Port-au-Prince, 14 février 2026 (presslakay) – La volonté affichée par le gouvernement haïtien de repositionner le tourisme comme pilier majeur du développement économique suscite autant d’espoirs que d’interrogations, dans un contexte national marqué par une insécurité persistante, des infrastructures fragilisées et une capacité d’accueil touristique en net recul.

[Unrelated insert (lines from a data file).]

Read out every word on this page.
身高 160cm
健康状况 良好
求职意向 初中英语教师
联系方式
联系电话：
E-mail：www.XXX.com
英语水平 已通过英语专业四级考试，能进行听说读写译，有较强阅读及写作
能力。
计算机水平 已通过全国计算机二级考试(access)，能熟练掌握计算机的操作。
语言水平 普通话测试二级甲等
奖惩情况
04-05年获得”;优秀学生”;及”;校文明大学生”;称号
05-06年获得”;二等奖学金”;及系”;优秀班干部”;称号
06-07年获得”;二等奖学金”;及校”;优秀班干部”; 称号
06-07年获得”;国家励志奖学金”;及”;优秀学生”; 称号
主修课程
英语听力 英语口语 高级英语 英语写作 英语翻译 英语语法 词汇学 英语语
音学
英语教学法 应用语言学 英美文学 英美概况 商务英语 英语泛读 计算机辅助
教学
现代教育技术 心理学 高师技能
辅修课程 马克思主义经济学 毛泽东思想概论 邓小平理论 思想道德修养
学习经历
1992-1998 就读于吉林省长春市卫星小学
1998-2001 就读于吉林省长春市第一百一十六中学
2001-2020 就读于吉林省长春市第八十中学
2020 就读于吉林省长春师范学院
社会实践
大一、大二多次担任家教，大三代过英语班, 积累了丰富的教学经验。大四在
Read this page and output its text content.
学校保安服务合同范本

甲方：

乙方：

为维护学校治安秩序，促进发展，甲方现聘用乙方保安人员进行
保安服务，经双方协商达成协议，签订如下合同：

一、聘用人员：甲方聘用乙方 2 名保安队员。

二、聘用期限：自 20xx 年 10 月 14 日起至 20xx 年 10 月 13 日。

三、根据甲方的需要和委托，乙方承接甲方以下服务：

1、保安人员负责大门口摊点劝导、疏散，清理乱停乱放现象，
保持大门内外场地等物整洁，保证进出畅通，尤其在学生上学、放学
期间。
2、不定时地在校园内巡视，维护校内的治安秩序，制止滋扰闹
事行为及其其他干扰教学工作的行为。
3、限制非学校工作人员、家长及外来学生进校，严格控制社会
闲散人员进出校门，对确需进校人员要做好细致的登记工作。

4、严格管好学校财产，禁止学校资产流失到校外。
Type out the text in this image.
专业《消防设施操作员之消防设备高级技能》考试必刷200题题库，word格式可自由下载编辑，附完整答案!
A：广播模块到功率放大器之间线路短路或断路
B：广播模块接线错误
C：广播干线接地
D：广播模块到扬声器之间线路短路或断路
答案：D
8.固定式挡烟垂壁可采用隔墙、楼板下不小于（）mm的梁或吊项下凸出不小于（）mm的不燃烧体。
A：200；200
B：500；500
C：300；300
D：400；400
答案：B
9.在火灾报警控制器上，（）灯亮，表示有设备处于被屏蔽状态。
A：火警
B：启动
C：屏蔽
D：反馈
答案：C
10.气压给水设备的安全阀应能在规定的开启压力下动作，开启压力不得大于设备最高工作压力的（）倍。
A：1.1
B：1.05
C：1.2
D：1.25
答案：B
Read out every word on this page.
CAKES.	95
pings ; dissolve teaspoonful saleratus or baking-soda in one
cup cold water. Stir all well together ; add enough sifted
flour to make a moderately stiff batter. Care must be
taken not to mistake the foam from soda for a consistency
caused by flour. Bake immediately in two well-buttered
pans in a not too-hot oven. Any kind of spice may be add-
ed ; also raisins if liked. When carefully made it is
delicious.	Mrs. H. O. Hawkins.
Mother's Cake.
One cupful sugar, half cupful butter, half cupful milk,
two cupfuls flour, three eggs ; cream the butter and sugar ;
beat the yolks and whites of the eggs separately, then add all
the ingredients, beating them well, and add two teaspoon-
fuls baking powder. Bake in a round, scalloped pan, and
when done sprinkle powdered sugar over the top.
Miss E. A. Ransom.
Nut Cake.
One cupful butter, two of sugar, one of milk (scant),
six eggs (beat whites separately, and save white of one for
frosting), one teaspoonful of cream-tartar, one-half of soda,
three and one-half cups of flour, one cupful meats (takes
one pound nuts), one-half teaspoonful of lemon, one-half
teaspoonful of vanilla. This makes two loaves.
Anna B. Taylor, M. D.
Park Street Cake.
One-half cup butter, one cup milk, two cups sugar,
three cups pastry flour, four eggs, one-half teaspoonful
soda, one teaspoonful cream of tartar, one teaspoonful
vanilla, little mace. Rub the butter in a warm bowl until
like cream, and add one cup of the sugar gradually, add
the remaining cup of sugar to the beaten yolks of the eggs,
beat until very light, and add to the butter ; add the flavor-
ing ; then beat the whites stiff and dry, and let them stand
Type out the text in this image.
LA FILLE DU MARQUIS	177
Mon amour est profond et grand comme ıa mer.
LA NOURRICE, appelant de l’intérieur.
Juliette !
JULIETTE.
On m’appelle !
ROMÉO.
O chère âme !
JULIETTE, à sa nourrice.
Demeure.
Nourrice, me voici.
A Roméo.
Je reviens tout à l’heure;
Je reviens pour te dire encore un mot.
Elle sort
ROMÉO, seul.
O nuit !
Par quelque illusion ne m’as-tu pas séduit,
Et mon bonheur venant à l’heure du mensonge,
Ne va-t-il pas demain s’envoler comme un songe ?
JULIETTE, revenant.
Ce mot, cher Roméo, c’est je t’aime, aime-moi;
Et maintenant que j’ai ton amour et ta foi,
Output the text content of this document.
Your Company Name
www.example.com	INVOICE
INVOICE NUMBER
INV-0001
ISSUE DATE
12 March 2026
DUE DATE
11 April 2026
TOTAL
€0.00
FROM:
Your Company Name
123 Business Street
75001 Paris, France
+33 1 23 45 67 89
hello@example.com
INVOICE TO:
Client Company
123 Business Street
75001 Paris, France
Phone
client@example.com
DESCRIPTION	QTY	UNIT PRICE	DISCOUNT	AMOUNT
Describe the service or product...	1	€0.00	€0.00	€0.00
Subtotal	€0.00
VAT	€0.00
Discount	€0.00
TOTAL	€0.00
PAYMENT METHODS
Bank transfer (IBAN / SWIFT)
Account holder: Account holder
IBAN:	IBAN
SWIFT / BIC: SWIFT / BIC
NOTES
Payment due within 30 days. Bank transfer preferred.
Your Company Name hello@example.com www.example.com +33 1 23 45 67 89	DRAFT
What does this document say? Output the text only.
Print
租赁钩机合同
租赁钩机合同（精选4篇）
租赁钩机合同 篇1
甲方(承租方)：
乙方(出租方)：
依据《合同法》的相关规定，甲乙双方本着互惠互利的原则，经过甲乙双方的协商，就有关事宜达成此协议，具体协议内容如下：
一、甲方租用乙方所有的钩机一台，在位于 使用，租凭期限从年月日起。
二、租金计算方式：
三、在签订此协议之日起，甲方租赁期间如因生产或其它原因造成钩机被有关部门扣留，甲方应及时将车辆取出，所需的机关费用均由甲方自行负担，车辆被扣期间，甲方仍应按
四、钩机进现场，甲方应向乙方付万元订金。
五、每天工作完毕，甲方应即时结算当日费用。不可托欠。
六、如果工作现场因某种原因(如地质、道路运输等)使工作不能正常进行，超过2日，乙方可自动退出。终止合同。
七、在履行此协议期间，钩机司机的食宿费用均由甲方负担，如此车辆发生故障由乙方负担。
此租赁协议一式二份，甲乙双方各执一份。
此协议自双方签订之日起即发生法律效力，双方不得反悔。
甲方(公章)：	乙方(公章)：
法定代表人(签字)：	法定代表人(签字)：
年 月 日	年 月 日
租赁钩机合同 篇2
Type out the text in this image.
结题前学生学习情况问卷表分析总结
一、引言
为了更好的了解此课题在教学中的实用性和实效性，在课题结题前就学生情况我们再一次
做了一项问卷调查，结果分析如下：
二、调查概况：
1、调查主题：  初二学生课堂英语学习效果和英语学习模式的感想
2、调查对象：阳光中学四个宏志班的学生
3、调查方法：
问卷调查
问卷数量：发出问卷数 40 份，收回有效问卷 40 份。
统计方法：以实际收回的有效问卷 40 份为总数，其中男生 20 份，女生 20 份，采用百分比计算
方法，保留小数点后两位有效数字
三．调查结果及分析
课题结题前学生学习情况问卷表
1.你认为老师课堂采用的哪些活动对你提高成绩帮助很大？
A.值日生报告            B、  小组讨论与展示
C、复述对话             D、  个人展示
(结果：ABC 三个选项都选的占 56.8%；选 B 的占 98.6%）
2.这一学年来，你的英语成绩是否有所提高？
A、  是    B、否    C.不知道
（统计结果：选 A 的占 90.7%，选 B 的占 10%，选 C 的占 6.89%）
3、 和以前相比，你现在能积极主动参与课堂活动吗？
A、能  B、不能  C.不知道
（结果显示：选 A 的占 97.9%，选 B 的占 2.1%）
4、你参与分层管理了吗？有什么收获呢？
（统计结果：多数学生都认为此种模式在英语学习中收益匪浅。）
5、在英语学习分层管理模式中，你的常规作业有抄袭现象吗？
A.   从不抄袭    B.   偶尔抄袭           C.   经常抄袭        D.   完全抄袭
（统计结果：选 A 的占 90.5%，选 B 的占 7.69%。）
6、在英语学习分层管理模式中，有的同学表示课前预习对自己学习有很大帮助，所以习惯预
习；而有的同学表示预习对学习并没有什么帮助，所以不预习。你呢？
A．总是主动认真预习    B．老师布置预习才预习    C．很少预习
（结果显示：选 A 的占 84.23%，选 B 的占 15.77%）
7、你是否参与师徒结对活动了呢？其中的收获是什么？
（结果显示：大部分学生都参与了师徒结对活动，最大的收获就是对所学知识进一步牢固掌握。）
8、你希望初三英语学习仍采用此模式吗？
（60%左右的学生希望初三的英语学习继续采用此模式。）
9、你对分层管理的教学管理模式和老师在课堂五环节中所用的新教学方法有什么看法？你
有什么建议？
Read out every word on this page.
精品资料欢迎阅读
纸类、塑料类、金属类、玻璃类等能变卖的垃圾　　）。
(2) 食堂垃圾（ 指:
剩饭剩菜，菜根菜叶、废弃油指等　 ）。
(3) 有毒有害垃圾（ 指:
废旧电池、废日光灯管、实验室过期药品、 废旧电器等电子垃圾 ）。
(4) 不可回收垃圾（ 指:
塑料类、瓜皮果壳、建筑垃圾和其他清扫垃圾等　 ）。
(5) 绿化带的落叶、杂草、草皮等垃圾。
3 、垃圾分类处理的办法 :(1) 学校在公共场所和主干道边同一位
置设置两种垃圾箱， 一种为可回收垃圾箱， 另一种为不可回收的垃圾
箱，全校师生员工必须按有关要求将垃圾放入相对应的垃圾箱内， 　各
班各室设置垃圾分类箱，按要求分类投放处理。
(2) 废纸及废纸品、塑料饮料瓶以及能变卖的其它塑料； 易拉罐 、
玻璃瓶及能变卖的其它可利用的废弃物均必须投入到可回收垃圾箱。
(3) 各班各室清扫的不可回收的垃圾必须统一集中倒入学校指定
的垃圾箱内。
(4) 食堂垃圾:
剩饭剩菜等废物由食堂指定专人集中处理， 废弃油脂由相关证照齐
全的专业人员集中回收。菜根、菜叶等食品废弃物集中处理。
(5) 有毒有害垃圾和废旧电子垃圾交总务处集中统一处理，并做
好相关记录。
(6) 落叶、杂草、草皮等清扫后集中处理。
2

Lors de la 36ᵉ édition des Mardis de la Nation, le ministre du Tourisme, John Herrick Dessources, a présenté une série de vingt chantiers destinés à moderniser et relancer le secteur. Parmi ces projets figurent la rénovation d’infrastructures dans le Nord, notamment à Milot et au Cap-Haïtien, ainsi que des initiatives dans le Sud et la Grand’Anse visant à réhabiliter des sites touristiques et renforcer les capacités de formation. Toutefois, plusieurs observateurs estiment que ces annonces, bien que structurantes sur le papier, peinent à convaincre face à la dégradation généralisée du climat sécuritaire, principal obstacle au développement touristique.
Le tourisme repose d’abord sur la perception de sécurité des visiteurs. Or, Haïti fait actuellement face à une crise sécuritaire majeure marquée par la prolifération de groupes armés, la multiplication des enlèvements et l’instabilité dans plusieurs zones stratégiques, notamment dans la région métropolitaine de Port-au-Prince. Cette situation affecte directement l’industrie hôtelière. Selon des estimations issues d’acteurs du secteur, Haïti comptait autrefois près de 300 établissements hôteliers enregistrés, mais seule une fraction d’entre eux fonctionne aujourd’hui à pleine capacité. Plusieurs hôtels ont fermé leurs portes ou réduit drastiquement leurs services, tandis que d’autres tentent de résister en se concentrant sur une clientèle locale ou diplomatique.
Au-delà de la sécurité, les défis infrastructurels demeurent considérables. Le réseau routier reliant les principaux pôles touristiques reste en mauvais état, limitant la mobilité des visiteurs et des opérateurs économiques. Le transport aérien, bien qu’encore fonctionnel dans certaines régions comme le Cap-Haïtien, souffre d’irrégularités, tandis que les services publics essentiels électricité, eau potable et gestion des déchets constituent des obstacles majeurs à l’amélioration de l’expérience touristique.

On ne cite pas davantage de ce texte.